Wiki education: Schools should take "open source" approach to ICT, says Naace

ICT education association wants taught ICT to follow Linux and Firefox traditions

Chair of ICT education association Naace, Miles Berry, has put out a call to ICT educators to use the removal of a national teaching framework as an opportunity to build an "open source, wiki curriculum".

Speaking at the Westminster Education Forum this week, Berry said that by looking at the way open source software companies are run, it's possible to "see what we can learn and apply to the curriculum".

Berry described the "free" nature of the open source movement being applicable to education, not just in the potential offered by sharing resources at no cost between institutions, but also in following the "free speech" aspect of the movement.

"That's where the current two-year period of disapplication takes us to," said Berry. "We have the freedom to start making what we want this to be ourselves, rather than simply downloading something and teaching it.

"Think, if you will, that this could be recipes, rather than going straight to the meal."

Berry went on to say how the most important aspect of such a self-governed curriculum was in "tweaking" what the government had provided in previous years, but with the new ability to "change it and adapt it".

Berry cited essay The Cathedral and the Bazaar by open source spokesman and author of the New Hacker's Dictionary Eric Raymond, which compares two approaches to the structure of software. Berry argued that a rigid, unchanging architecture versus a freeflowing, adaptable and collaborative build was a perfect representation of the past and a possible future for A-level ICT teaching structure.

"In the bazaar," said Berry, "people can bring whatever they want into it, into this big, wide-open space and choose from that what they want to use. So we have something which I think is a little more relevant and agile.
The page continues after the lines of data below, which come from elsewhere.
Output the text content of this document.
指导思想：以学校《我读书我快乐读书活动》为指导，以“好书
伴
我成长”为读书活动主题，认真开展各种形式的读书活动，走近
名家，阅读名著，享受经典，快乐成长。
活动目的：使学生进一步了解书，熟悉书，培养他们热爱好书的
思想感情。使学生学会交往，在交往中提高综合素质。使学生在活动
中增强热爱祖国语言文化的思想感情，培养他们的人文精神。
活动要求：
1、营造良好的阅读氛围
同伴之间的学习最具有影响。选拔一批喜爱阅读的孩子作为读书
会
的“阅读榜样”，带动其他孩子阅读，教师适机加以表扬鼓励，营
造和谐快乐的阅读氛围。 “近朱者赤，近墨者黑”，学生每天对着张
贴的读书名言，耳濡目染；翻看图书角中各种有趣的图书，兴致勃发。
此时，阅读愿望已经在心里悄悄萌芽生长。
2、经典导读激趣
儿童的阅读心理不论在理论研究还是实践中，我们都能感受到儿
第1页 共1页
"It's lots of bits that fit together, so it's not just one big monolith, but parts of a curriculum. So for instance, take Naace's ICT framework, and take the bits of that that appeal to you."

When questioned on the often chaotic nature of market shopping - and thus, by his own estimation, open source software - Berry responded that open source's success stories float naturally to the top.

"A reason that significant products succeed on Sourceforge and others don't is because they work," he said. "People will come to you if they know there are things there that work. Teachers are not stupid, and children are certainly not stupid."